I've actually been thinking of doing a article on how characters change over the years when they entire pop culture and go through several writers hands. For example I saw someone make a video essay about how Spider-man: Homecoming wasn't a good Spider-Man movie as it didn't really fit any of the characters usual tropes. I for one feel it is the best SM movie because while Peter isn't a hopeless loser I do feel it keeps true to who is at his core. He tries to do the right thing even when it costs him personal happiness and does what he can to take responsibility for his actions and powers.
Now onto what you said that in TPM Maul had little in the way of an actual personality I respectfully disagree. Maul is stoic and unfeeling towards those he is assigned to kill but loves hurting or killing he's enemy which is shown entirely through his facial expression and nothing more. By Lucas' own admission he's not very good at dialogue but as Chuck pointed out he is a good ideas man and when he gets something right he really gets it right and Maul is the best example of Lucas' strangth as a writer, IMO.
You just need to look at him and you already know everything there is to know about him. He's an evil, unfeeling, single minded killing machine. In CW and other works that tried to add to him try to make him more complex but IMHO they just ended up making him more complected. His goals are largely unrelated to one another, as I've said before, seem to be there more to give him something to do then it is to provide any real character development.
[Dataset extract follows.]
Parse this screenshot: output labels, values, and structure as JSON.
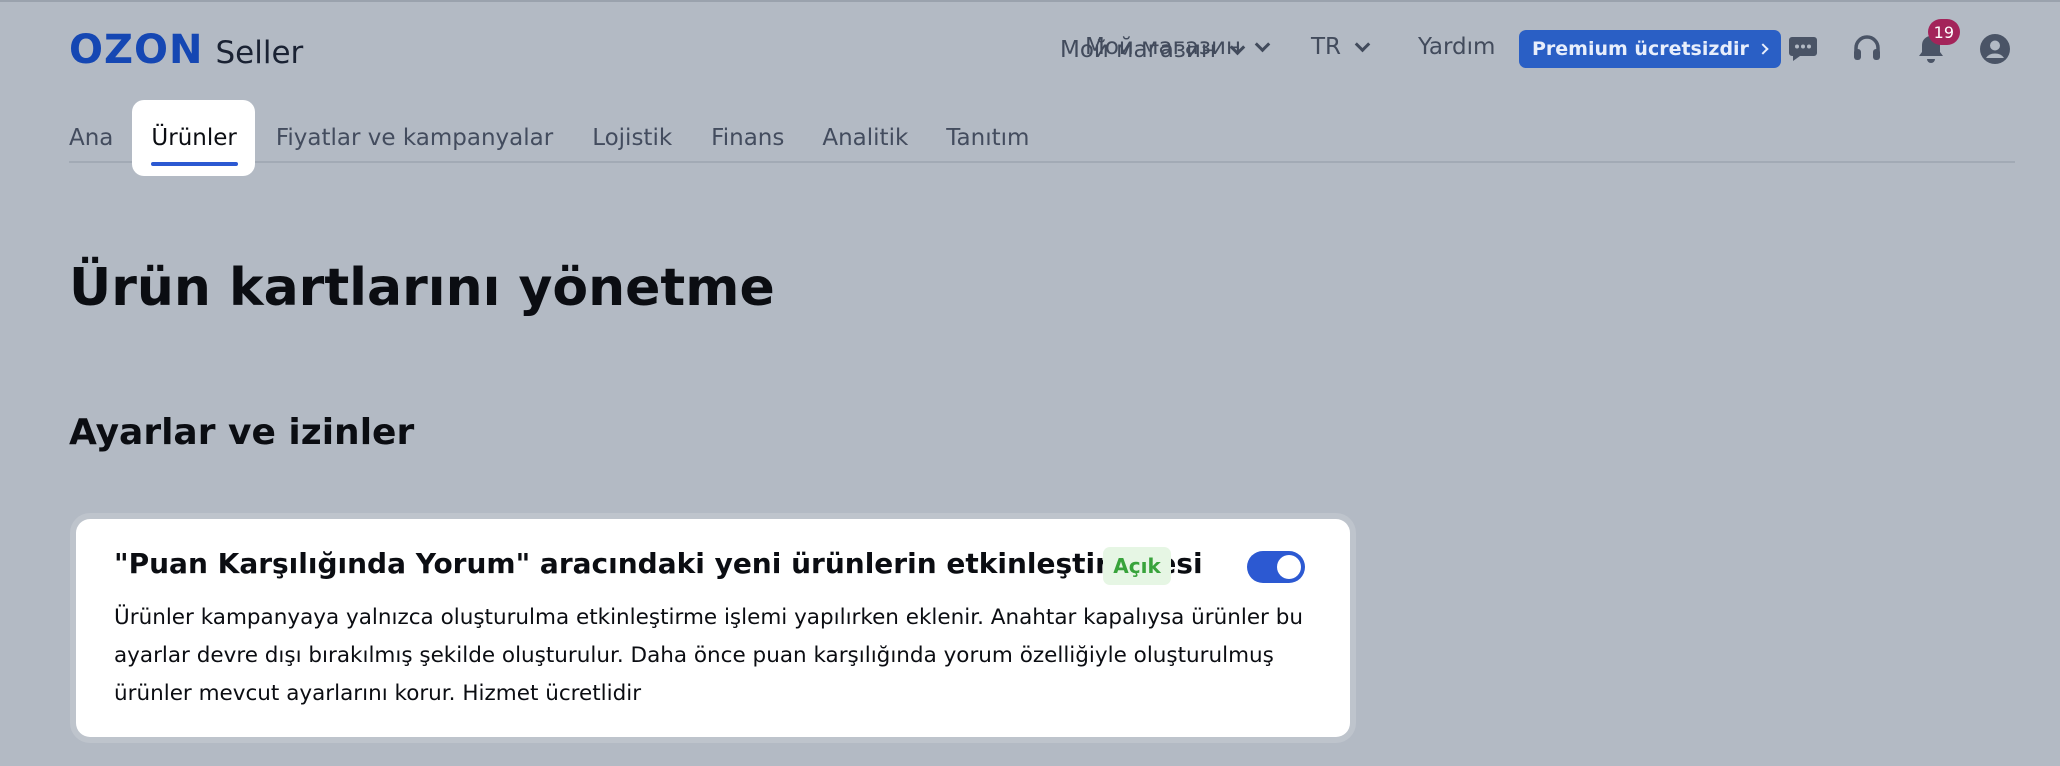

Like I said, we don't really learn that much about Maul in CW then we did in TPM. We don't really know if he and Savage are brothers or if that was just the Mother spinning a story for her own plan, why he wants to take over the galaxy or why he wants Ezra as an apprentice.
To show what I'm talking about let's look at Blue and Yellow Diamond from Steven Universe. Everything they do from seasons 2 all the way to season 5 is motivated by their desire to get revenge for the death of their sister or to save their home world which is why they're so fixated on Earth because it is where sister, Pink Diamond, was killed and is a valuable resource for that can help their world. This isn't made clear at first but as the series goes on and we learn more about these two we learn the how and the why and it all fits together.
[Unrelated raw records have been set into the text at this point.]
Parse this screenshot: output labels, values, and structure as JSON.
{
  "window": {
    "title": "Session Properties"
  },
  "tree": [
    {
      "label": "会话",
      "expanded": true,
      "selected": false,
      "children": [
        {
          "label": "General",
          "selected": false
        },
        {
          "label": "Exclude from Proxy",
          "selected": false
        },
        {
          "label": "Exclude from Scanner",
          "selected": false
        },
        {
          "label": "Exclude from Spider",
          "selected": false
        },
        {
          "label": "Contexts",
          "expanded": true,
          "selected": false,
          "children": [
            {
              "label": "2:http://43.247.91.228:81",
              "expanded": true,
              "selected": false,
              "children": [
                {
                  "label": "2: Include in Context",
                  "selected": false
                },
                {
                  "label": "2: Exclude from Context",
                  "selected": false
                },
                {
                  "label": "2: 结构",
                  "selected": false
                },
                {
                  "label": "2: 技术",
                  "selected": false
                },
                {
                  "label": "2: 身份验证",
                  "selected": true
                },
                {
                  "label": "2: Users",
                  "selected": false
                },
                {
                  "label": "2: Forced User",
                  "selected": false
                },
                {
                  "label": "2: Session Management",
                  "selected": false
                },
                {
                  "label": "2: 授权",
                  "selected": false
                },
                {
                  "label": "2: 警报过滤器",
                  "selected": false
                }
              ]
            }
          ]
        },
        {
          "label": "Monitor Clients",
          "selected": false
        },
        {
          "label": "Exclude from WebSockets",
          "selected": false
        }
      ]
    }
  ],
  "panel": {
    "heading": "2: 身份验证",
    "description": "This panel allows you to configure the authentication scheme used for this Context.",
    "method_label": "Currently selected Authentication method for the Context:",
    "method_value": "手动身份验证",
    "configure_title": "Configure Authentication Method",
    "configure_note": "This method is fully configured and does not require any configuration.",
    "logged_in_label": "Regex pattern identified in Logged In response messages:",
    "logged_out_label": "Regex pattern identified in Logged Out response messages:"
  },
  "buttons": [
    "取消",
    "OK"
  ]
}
But with Maul, and this also extends to Kylo Ren from the current films, we know what their main goal is, revenge against those who wronged them. However, they do little to further that goal and both of them wanting to take over the galaxy doesn't really have anything to do with their, supposedly, main goal. What does Maul and Ren's desire to kill someone have to do with them taking over the known galaxy and why do they want it.
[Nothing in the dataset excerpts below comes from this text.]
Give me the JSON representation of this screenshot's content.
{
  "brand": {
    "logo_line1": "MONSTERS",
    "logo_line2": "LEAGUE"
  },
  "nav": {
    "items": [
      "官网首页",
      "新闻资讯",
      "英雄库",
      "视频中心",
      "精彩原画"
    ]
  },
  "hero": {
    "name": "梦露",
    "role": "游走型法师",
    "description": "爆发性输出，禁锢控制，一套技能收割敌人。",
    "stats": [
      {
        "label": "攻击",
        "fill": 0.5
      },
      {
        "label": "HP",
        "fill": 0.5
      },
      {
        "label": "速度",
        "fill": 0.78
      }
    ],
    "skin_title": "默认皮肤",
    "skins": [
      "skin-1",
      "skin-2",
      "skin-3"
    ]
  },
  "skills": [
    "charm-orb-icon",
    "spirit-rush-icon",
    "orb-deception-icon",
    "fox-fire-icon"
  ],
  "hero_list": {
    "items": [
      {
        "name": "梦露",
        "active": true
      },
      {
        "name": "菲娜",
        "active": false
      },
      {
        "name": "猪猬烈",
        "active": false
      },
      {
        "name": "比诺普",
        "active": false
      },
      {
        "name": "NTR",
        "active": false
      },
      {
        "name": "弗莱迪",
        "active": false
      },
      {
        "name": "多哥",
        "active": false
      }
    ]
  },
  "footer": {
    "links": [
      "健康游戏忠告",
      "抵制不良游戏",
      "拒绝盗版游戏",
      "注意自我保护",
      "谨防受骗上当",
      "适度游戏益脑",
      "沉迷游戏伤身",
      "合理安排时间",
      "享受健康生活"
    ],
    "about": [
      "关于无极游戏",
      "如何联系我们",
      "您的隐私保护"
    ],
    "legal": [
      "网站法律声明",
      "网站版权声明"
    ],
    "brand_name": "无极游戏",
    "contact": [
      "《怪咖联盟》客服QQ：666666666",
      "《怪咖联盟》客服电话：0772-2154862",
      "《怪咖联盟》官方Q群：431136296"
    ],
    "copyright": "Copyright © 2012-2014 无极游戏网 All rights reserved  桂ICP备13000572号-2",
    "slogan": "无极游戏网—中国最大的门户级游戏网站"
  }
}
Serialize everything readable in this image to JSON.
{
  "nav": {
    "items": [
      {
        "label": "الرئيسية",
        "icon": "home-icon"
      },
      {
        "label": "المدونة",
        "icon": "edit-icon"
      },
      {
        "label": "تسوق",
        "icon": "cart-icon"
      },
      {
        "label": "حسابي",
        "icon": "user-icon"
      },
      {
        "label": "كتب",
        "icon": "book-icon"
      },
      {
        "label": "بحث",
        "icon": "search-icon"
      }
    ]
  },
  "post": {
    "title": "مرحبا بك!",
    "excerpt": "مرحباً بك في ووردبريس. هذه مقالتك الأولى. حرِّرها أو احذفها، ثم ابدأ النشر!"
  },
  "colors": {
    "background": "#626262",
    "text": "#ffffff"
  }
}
It makes sense for villains like Palpatine or Thrawn as the former's only motivation is to have all the power he can get and will destroy anything that threatens that power. While the latter feels he can do a better job then the New Republic and believes that the NR method is sloppy and poorly thought-out.
With both Maul and Ren trying to take over the galaxy I'm reminded of this quote from Doctor Who The Pirate Planet "You don't want to take over the universe, do you? No. You wouldn't know what to do with it, beyond shout at it. " And that's the issue I have with Maul, he doesn't really seem to have a arc but rather things happen to him and none of it really advances his ultimate goal and in fact more sidetracks him from said goal. That's how I see it anyway.